Seyhan, Ceyhan, Fırat ve Nil Cennet nehirlerindendir

Seyhan, Ceyhan, Fırat ve Nil Cennet nehirlerindendir

Hadis-i Şerif

Bismillahirrahmanirrahim

Ebû Hüreyre (ra) rivayet ediyor. Resulullah (asm) şöyle buyurdular:

Seyhan, Ceyhan, Fırat ve Nil Cennet nehirlerindendir.

***

Hadis-i Şerifte, sayılan dört nehrin Cennetten geldiğine dikkat çekilmektedir. Bu hadis, Müslim, Müsned ve çeşitli hadis kitaplarında yer alır. Başka rivayetlerde üç nehir, beş nehir ifâdeleri de vardır.

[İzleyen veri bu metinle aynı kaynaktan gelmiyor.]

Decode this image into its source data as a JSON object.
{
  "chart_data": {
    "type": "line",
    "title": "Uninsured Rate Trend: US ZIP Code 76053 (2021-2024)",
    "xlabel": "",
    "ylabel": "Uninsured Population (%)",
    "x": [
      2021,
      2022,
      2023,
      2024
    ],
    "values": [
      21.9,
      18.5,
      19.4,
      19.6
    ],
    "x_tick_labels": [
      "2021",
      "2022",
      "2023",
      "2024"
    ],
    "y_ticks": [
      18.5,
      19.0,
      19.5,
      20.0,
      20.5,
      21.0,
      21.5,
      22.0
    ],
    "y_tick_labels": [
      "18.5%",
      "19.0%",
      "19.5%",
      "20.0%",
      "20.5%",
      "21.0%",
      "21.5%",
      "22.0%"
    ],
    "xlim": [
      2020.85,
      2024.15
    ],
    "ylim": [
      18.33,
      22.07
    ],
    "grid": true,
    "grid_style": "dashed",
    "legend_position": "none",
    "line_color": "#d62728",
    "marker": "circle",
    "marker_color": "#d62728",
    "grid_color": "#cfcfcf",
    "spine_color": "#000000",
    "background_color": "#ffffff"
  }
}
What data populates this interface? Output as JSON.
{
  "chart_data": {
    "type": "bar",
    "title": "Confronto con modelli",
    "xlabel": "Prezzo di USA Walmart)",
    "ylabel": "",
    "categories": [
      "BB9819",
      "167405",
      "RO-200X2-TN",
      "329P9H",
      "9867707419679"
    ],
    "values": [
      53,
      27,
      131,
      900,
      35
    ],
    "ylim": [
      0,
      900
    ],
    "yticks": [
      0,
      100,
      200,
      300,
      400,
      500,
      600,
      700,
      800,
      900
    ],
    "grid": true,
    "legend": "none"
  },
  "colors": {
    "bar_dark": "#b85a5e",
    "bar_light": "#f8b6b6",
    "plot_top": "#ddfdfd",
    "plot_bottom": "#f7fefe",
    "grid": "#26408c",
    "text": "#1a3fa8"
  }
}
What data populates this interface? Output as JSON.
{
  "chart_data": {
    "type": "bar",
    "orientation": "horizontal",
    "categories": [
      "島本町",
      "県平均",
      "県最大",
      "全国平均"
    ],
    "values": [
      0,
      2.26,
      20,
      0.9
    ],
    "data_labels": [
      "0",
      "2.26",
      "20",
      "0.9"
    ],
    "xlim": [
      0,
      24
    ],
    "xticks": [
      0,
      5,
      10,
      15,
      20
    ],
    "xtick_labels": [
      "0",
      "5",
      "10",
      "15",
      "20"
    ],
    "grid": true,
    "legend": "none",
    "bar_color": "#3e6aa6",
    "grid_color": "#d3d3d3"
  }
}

Bunların hepsi de büyük nehirlerdir. Çıktıkları yer olan dağlar, onların hakikî menbaları olamaz. Bu meselede Bediüzzaman şöyle güzel bir izah yapar:

"Şöyle azîm ırmakların elbette mümkün değil; şu dağlar hakikî menbaları olsun. Çünkü o dağlar faraza tamamen su kesilse ve mahrutî [konik] birer havuz olsalar, o büyük nehirlerin şöyle sür'atli ve kesretli cereyanlarına [akmalarına] muvazeneyi kaybetmeden, birkaç ay ancak dayanabilirler ve o kesretli masarife [çok su sarfiyatına] gâliben bir metre kadar toprakta nüfuz eden yağmur kâfî vâridât olamaz. Demek ki, şu enharın nebeanları [nehirlerin o kaynaklardan çıkmaları] âdî ve tabiî ve tesâdüîi bir iş değildir. Beiki pek harika bir surette Fâtır-ı Zülcelâl, onları sırf hazine-i gaybtan akıttırıyor....

"Madem esbab-ı maddiye, şunların bu derece kesretli nebeânına kabil değildir. Elbette menbaları bir âlem-i gaybdadır ve gizli bir hazine-i rahmetten gelir ki, masarifle varidatın muvazenesi devam eder."

Bediüzzaman, bu gerçeği Şualar isimli eserinde de şöyle ifâde ediyor:

"Bütün ırmaklar, pınarlar, çaylar, büyük nehirler, bir Rahmân-ı Zülcelâli ve'l-İkramın hazine-i rahmetinden çıkıyorlar ve akıyorlar. Hattâ o kadar fevkalâde iddihar ve sarf ediliyorlar ki, "Dört nehir Cennetten geliyorlar" diye rivâyet edilmiş. Yani, zâhirî esbabın pek fevkinde olduklarından, mânevî bir cennetin hazinesinden ve yalnız gaybî tükenmez bir menbaın feyzinden akıyorlar demektir. Meselâ, Mısır'ın kumistanını bir cennete çeviren Nil-i mübarek, cenup tarafından,

"Cebel-i Kamer" denilen bir dağdan, mütemadiyen küçük bir deniz gibi tükenmeden akıyor. Altı aydaki sarfiyatı dağ şeklinde toplansa ve buzlansa, o dağdan daha büyük olur. Halbuki o dağdan ona ayrılan yer ve mahzen, altı kısımdan bir kısım olmaz. Varidatı ise, o mıntıka-i hârrede pek az gelen ve susamış toprak çabuk yuttuğu için mahzene az giden yağmur, elbette o muvazene-i vâsiayı muhafaza edemediğinden, o Nil-i mübarek âdet-i arziye fevkinde bir gaybî cennetten çıkıyor diye rivayeti gayet manidar ve güzel bir hakikati ifade ediyor."